The big open question is, if you need to be good at both to be an effective tech lead, where do you start? In my mind the answer is the title of this post - technical confidence first. We’ll dive into more detail in a moment, but at a high level I say this because in my experience - once you become a tech lead for the first time you’ll have significantly more chances to upskill in leadership than in your technical competence. This is because you’ve likely not been in this kind of leadership role before, so everything will be new and hence a learning opportunity. Leadership is the responsibility you’re adding, relatively speaking your technical work is simply evolving*, and yes, you’ll do less of it - especially in the beginning (it’s not the moment you unlock that next big technical challenge, that’s much later). Similarly, each squad only has one tech lead, so everyone will be looking towards you from day one, so you’ll naturally be upskilling here first.

I’ve now used both “technical confidence” and “technical competence” as phrases. Re-read the last paragraph if you didn’t notice.The two are similar, but the nuance is important. I intentionally chose “technical confidence” as the thing you should focus on because confidence naturally implies a level of “technical competence,” because without that it would be “technical over-confidence.” This doesn’t mean being competent in all the technologies your team will be using, so also shouldn’t be the aim. Focus on both your discipline and on the foundational, principle-based things. You may be wondering how you lead outside your discipline, this is a post for another time, but you’d be surprised how well the foundational, principled stuff I just mentioned translates across. To give a sneak peak, as a backend engineer I can still have constructive conversations with an iOS engineer about one of my favorite principles - designing for extensibility over flexibility or strategies to keep PRs small. Again, all this is why the aim is not competence but confidence. Confidence is the goal and competence a tool to get there.

Now to get back to what I actually mean with technical confidence first. What I’m really saying is - be intentional about when you decide to accept the tech lead hat. You’re likely better off spending more time honing your technical skills over jumping into leadership too early. This isn’t a reason to postpone forever, you’ll never be fully ready, but this is one place I’d over index your focus. This technical expertise forms the foundation for the confidence you will fall back on when things get tough or stressful. The last thing you want is a team of people looking up to you, where you straight up don’t have the technical confidence to guide them forward.

I’m not implying you won’t have imposter syndrome or saying you need to be the most technically savvy in the room, or even that you need to make all the technical decisions. You absolutely don’t, but you need to believe in your own modal ability to solve problems and deal with ambiguity. Especially technical ambiguity. Inevitably you will have moments where you don’t feel confident and feel totally out of your depth, and that’s fine. This is exactly why you should intentionally move into this role knowing that technical confidence is something important, and worth investing in up front. By all measures, this should be a strength before you entertain becoming a tech lead.

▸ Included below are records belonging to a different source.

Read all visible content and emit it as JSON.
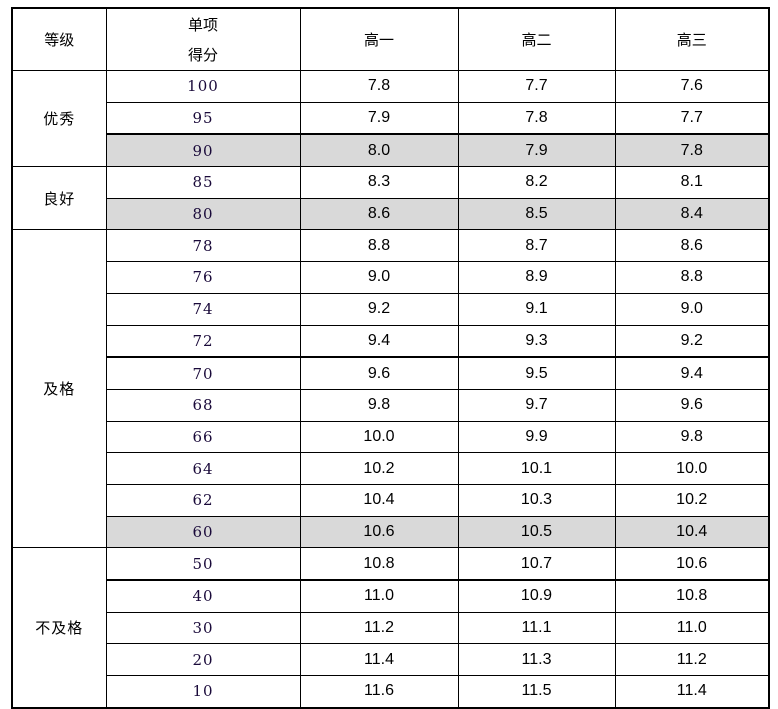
{
  "headers": {
    "grade": "等级",
    "score_line1": "单项",
    "score_line2": "得分",
    "g1": "高一",
    "g2": "高二",
    "g3": "高三"
  },
  "groups": [
    {
      "grade": "优秀",
      "rows": [
        {
          "score": "100",
          "g1": "7.8",
          "g2": "7.7",
          "g3": "7.6"
        },
        {
          "score": "95",
          "g1": "7.9",
          "g2": "7.8",
          "g3": "7.7"
        },
        {
          "score": "90",
          "g1": "8.0",
          "g2": "7.9",
          "g3": "7.8",
          "highlight": true
        }
      ]
    },
    {
      "grade": "良好",
      "rows": [
        {
          "score": "85",
          "g1": "8.3",
          "g2": "8.2",
          "g3": "8.1"
        },
        {
          "score": "80",
          "g1": "8.6",
          "g2": "8.5",
          "g3": "8.4",
          "highlight": true
        }
      ]
    },
    {
      "grade": "及格",
      "rows": [
        {
          "score": "78",
          "g1": "8.8",
          "g2": "8.7",
          "g3": "8.6"
        },
        {
          "score": "76",
          "g1": "9.0",
          "g2": "8.9",
          "g3": "8.8"
        },
        {
          "score": "74",
          "g1": "9.2",
          "g2": "9.1",
          "g3": "9.0"
        },
        {
          "score": "72",
          "g1": "9.4",
          "g2": "9.3",
          "g3": "9.2"
        },
        {
          "score": "70",
          "g1": "9.6",
          "g2": "9.5",
          "g3": "9.4"
        },
        {
          "score": "68",
          "g1": "9.8",
          "g2": "9.7",
          "g3": "9.6"
        },
        {
          "score": "66",
          "g1": "10.0",
          "g2": "9.9",
          "g3": "9.8"
        },
        {
          "score": "64",
          "g1": "10.2",
          "g2": "10.1",
          "g3": "10.0"
        },
        {
          "score": "62",
          "g1": "10.4",
          "g2": "10.3",
          "g3": "10.2"
        },
        {
          "score": "60",
          "g1": "10.6",
          "g2": "10.5",
          "g3": "10.4",
          "highlight": true
        }
      ]
    },
    {
      "grade": "不及格",
      "rows": [
        {
          "score": "50",
          "g1": "10.8",
          "g2": "10.7",
          "g3": "10.6"
        },
        {
          "score": "40",
          "g1": "11.0",
          "g2": "10.9",
          "g3": "10.8"
        },
        {
          "score": "30",
          "g1": "11.2",
          "g2": "11.1",
          "g3": "11.0"
        },
        {
          "score": "20",
          "g1": "11.4",
          "g2": "11.3",
          "g3": "11.2"
        },
        {
          "score": "10",
          "g1": "11.6",
          "g2": "11.5",
          "g3": "11.4"
        }
      ]
    }
  ],
  "highlight_color": "#d9d9d9"
}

The best way to build your confidence is time, a personal track record of solving technical problems you weren’t sure you could solve successfully. These are the things you will look back on in times of doubt to remind yourself you can do it (or others can help point them out too). Luckily amassing these examples is literally your job already.

Reading all this you might be thinking “So I have to be the most senior engineer in my team to be the tech lead?” This is categorically not the case. I refer back to my distinction between “technical confidence” and “technical competence.” You need to trust in your ability to solve technically ambiguous problems, in your technical decision making process and your foundation - not know that you’re the most experienced person in the room. True technical confidence is not relative to the people around you, it’s there irrespective of who you’re working with. Believe it or not, I’ve rarely been the most experienced engineer in a team I’ve been leading, and even if so, only by a tiny margin!

So when in doubt, invest in “tech” before the “lead,” it will pay dividends from the get go.

*Don’t confuse this with eventually building your confidence as a technical leader itself, which comes much later in the journey. Designing complex technical systems at a leader level of abstraction is a whole different technical competence out of scope for this post.